Grounds for Challenging a Prenup
Lack of voluntariness — a prenup signed under duress, coercion, or undue pressure may be invalidated. Presenting the agreement the night before the wedding and insisting it be signed without time for review is a classic scenario courts scrutinize. Both parties must sign voluntarily with adequate time to consider the agreement.
Lack of full financial disclosure — prenups require each party to fully disclose their financial situation — assets, debts, income, and liabilities. A prenup can be challenged if one party concealed significant assets or understated net worth. Courts treat material non-disclosure as fatal to enforceability.
Unconscionability — a prenup that is grossly one-sided — leaving one spouse with essentially nothing while the other retains everything — may be challenged as unconscionable. Courts are more likely to enforce agreements where both parties receive some reasonable benefit.
Lack of independent legal counsel — while not universally required, a prenup signed by a party who did not have the opportunity to consult an independent attorney is more vulnerable to challenge. Many family law attorneys require the opposing party to acknowledge in writing that they had the opportunity to consult separate counsel.
Procedural defects — prenups must meet each state's formal requirements — generally in writing, signed by both parties, and sometimes notarized or witnessed.

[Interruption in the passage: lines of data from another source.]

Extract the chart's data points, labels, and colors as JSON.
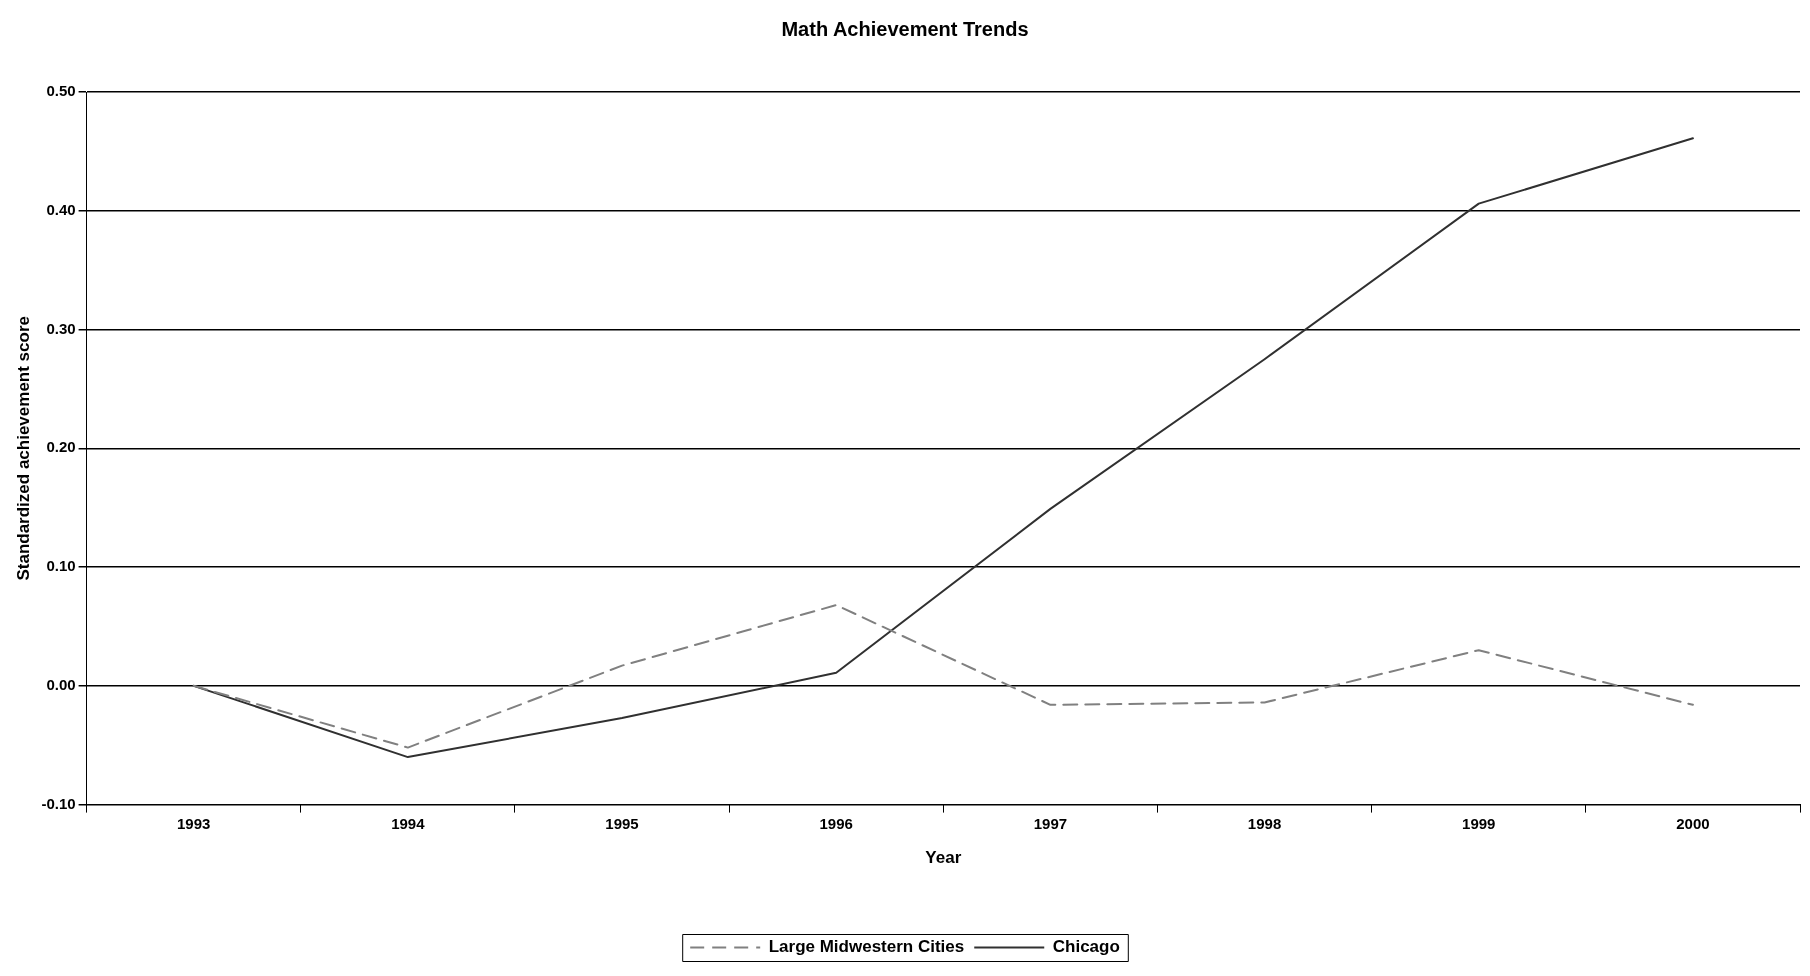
{
  "chart_data": {
    "type": "line",
    "title": "Math Achievement Trends",
    "xlabel": "Year",
    "ylabel": "Standardized achievement score",
    "categories": [
      "1993",
      "1994",
      "1995",
      "1996",
      "1997",
      "1998",
      "1999",
      "2000"
    ],
    "series": [
      {
        "name": "Large Midwestern Cities",
        "color": "#808080",
        "line_style": "dashed",
        "values": [
          0.0,
          -0.052,
          0.017,
          0.068,
          -0.016,
          -0.014,
          0.03,
          -0.016
        ]
      },
      {
        "name": "Chicago",
        "color": "#303030",
        "line_style": "solid",
        "values": [
          0.0,
          -0.06,
          -0.027,
          0.011,
          0.149,
          0.275,
          0.406,
          0.461
        ]
      }
    ],
    "ylim": [
      -0.1,
      0.5
    ],
    "yticks": [
      {
        "value": -0.1,
        "label": "-0.10"
      },
      {
        "value": 0,
        "label": "0.00"
      },
      {
        "value": 0.1,
        "label": "0.10"
      },
      {
        "value": 0.2,
        "label": "0.20"
      },
      {
        "value": 0.3,
        "label": "0.30"
      },
      {
        "value": 0.4,
        "label": "0.40"
      },
      {
        "value": 0.5,
        "label": "0.50"
      }
    ],
    "grid": "y",
    "legend": "bottom",
    "marker": "none"
  }
}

Failure to meet formal requirements can void the agreement entirely.
Fraud or misrepresentation — if one party made material misrepresentations about their finances, circumstances, or the terms of the agreement, the prenup can be invalidated on fraud grounds.
What Prenups Generally Cannot Do
Prenups can address property division and alimony. They generally cannot waive child support or determine child custody in advance — these are determined based on the best interests of the child at the time of divorce, not predetermined by contract.

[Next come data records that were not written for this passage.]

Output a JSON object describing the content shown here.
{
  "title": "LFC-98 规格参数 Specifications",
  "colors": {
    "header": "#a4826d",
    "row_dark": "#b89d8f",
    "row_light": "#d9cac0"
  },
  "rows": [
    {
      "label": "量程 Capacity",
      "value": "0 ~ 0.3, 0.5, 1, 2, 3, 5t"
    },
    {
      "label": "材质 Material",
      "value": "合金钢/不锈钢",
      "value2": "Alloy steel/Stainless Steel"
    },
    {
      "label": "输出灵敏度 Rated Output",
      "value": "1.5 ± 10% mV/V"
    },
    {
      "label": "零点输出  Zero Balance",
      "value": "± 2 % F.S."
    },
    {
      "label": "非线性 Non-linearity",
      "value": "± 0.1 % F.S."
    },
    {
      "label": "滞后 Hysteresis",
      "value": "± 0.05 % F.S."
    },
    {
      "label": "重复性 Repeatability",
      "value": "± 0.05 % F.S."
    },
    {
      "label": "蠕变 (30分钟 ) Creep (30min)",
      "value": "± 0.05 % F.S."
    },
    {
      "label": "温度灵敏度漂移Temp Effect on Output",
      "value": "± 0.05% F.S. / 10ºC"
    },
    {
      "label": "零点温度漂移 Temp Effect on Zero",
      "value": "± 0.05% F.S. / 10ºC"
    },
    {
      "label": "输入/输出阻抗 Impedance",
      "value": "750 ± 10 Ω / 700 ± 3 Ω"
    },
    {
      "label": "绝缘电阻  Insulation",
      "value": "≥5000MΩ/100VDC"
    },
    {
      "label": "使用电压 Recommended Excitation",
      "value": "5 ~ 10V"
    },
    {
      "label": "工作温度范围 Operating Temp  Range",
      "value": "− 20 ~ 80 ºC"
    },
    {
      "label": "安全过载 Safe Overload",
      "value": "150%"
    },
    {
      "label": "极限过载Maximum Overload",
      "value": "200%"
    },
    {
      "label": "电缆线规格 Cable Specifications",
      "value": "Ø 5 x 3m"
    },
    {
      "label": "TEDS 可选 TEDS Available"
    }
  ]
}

Frequently Asked Questions
How far in advance of the wedding should a prenup be signed?
At minimum 30 days before the wedding. Many family law attorneys recommend completing the prenup 60-90 days before the wedding to remove any argument that the timing created pressure. The further from the wedding date, the stronger the argument for voluntariness.
Does each party need their own attorney for a prenup?
Not legally required in most states, but strongly recommended. A prenup signed without independent counsel for both parties is significantly more vulnerable to challenge. The modest cost of independent review is far less than the cost of litigation over an unenforceable agreement.
Can a prenup be modified after marriage?
Yes. Spouses can modify or replace a prenup after marriage through a postnuptial agreement — a document executed during the marriage that addresses the same issues a prenup covers. Postnuptial agreements are subject to the same enforceability requirements as prenups.
If my spouse hired the attorney who drafted the prenup, should I be concerned?
Yes. An attorney hired by your spouse represents your spouse's interests — not yours. You should retain your own independent attorney to review the agreement and advise you on its terms before signing.
Does a prenup address what happens if one spouse dies?
Prenups can address inheritance rights — a spouse can waive their right to a statutory share of the other's estate. However, prenup provisions about death must be carefully coordinated with the parties' wills and estate plans, which should be updated to reflect the prenup's terms.